Over the last year, it has become increasingly evident that the news and the news cycle play an important role in affecting the financial markets. Let’s begin by exploring how the news is broken down into different categories. We will then explore these broad categories to better understand the types of news and how that interpretation can stick or change through time.
News and economic data helps shape the way we perceive the markets and the value in the markets. The first factor we need to accept is that perception, not reality, is what moves the markets. As perception changes, the markets adapt and change in value, but we must remember that news overpowers technicals. Technicals govern the everyday movement of the markets until a news event occurs that radically changes perception; the technicals then need to readjust.
The categories that we break the news into are as follows:
- Global News Events: Affects the entire market, the entire sector, and the entire industry.Note: Fake news can also have global and local ramifications on markets and stocks. The long term effects of fake news can be damaging to people’s overall confidence in the financial news and financial markets.
- Localized News Events: Affects only the individual stock or the stocks mentioned in the news event.
Note: We’ve seen drastic effects of social memes like those from Wall Street Bets and others on individual stocks such as $GME and $AMC.
Another breakdown in categories:
- Planned or recurring new events
As traders, we prefer to know and list out all of the planned recurring news events such as earnings dates, Fed interest rate decisions, weekly updates on things like oil and gas inventories, non-farm payroll, etc. These events or variables can be and should be prepared for. - Reactionary or spontaneous events
Other news events that cannot be planned for are spontaneous. The markets react to them therefore we call them reactionary. Examples may be a cyber attack or an adverse report relating to drug test results. Since these are events for which we cannot prepare, we can only plan our reaction to these news events after they occur.

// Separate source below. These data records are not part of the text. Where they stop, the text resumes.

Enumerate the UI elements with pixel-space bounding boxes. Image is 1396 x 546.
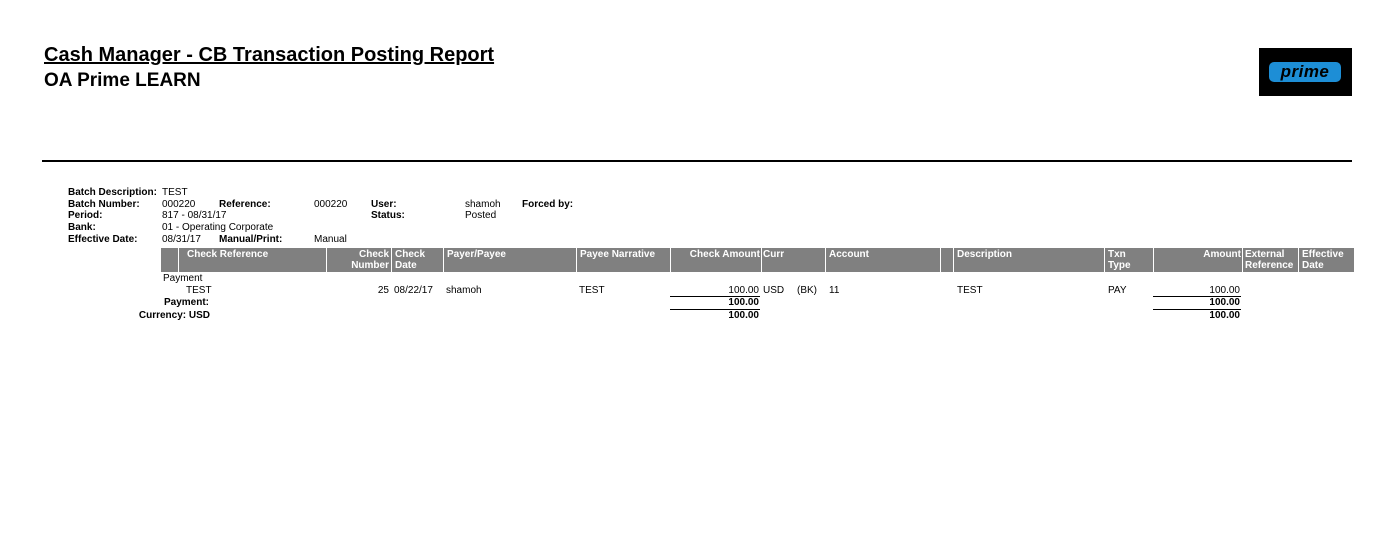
prime-logo: prime	[1259, 48, 1352, 96]
header-curr-label: Curr	[763, 249, 785, 260]
currency-total-check-amount: 100.00	[728, 310, 759, 321]
column-header-check-reference: Check Reference	[178, 248, 327, 272]
row-payee-narrative: TEST	[579, 285, 605, 296]
header-effective-date-line1: Effective	[1302, 249, 1344, 260]
column-header-account: Account	[825, 248, 940, 272]
header-txn-type-line2: Type	[1108, 260, 1131, 271]
row-account: 11	[829, 285, 840, 296]
header-check-number-line2: Number	[351, 260, 389, 271]
period-label: Period:	[68, 210, 103, 221]
column-header-check-number: Check Number	[326, 248, 391, 272]
header-external-reference-line1: External	[1245, 249, 1285, 260]
column-header-account-prefix	[794, 248, 825, 272]
bank-value: 01 - Operating Corporate	[162, 222, 274, 233]
row-account-prefix: (BK)	[797, 285, 817, 296]
row-check-number: 25	[377, 285, 389, 296]
header-payer-payee-label: Payer/Payee	[447, 249, 506, 260]
batch-description-value: TEST	[162, 187, 188, 198]
column-header-check-date: Check Date	[391, 248, 444, 272]
prime-logo-text: prime	[1269, 62, 1341, 82]
header-check-number-line1: Check	[358, 249, 389, 260]
header-divider	[42, 160, 1352, 162]
payment-total-amount: 100.00	[1209, 297, 1240, 308]
column-header-external-reference: External Reference	[1242, 248, 1298, 272]
row-check-reference: TEST	[186, 285, 212, 296]
forced-by-label: Forced by:	[522, 199, 574, 210]
column-header-curr: Curr	[761, 248, 795, 272]
payment-group-label: Payment	[163, 273, 203, 284]
header-description-label: Description	[957, 249, 1013, 260]
header-effective-date-line2: Date	[1302, 260, 1324, 271]
period-value: 817 - 08/31/17	[162, 210, 227, 221]
currency-total-amount: 100.00	[1209, 310, 1240, 321]
bank-label: Bank:	[68, 222, 96, 233]
header-amount-label: Amount	[1203, 249, 1241, 260]
row-check-date: 08/22/17	[394, 285, 433, 296]
row-payer-payee: shamoh	[446, 285, 482, 296]
report-title: Cash Manager - CB Transaction Posting Re…	[44, 44, 495, 66]
company-name: OA Prime LEARN	[44, 70, 201, 91]
header-check-date-line2: Date	[395, 260, 417, 271]
effective-date-label: Effective Date:	[68, 234, 138, 245]
reference-value: 000220	[314, 199, 348, 210]
column-header-blank	[161, 248, 178, 272]
effective-date-value: 08/31/17	[162, 234, 201, 245]
column-header-payer-payee: Payer/Payee	[443, 248, 576, 272]
row-description: TEST	[957, 285, 983, 296]
column-header-amount: Amount	[1153, 248, 1242, 272]
batch-description-label: Batch Description:	[68, 187, 157, 198]
header-check-reference-label: Check Reference	[187, 249, 269, 260]
row-curr: USD	[763, 285, 785, 296]
row-txn-type: PAY	[1108, 285, 1127, 296]
column-header-effective-date: Effective Date	[1298, 248, 1354, 272]
header-account-label: Account	[829, 249, 869, 260]
header-check-date-line1: Check	[395, 249, 426, 260]
status-label: Status:	[371, 210, 405, 221]
column-header-check-amount: Check Amount	[670, 248, 761, 272]
status-value: Posted	[465, 210, 497, 221]
column-header-spacer	[940, 248, 954, 272]
column-header-txn-type: Txn Type	[1104, 248, 1153, 272]
header-external-reference-line2: Reference	[1245, 260, 1294, 271]
payment-total-label: Payment:	[163, 297, 209, 308]
payment-total-check-amount: 100.00	[728, 297, 759, 308]
header-check-amount-label: Check Amount	[689, 249, 760, 260]
currency-total-label: Currency: USD	[138, 310, 210, 321]
column-header-description: Description	[953, 248, 1105, 272]
header-txn-type-line1: Txn	[1108, 249, 1126, 260]
header-payee-narrative-label: Payee Narrative	[580, 249, 656, 260]
manual-print-label: Manual/Print:	[219, 234, 283, 245]
manual-print-value: Manual	[314, 234, 347, 245]
column-header-payee-narrative: Payee Narrative	[576, 248, 671, 272]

As professional traders, we need to break down and list all news events that we can plan for and know exactly which ones are global versus local. We can then plan to deal with all reactionary type news events that may spontaneously happen during the course of our trading day.
Do not waste time trying to analyze the specific news; instead have a planned approach to the type of news and see if it fits into your trading plan. In fact, this is just what the trading algorithms do. They search the headlines for spontaneous or reactionary news events and immediately react to keywords that exist in a headline. Very often that initial reaction might reverse as the actual data gets reviewed by human analysts and could potentially be digested differently than initially thought when released based on only keywords.
“Buy the rumor, sell the news” as is often stated on Wall Street. News will have an impact and, ensuring you have a plan in place, will further aid in your ability to successfully understand and trade the markets.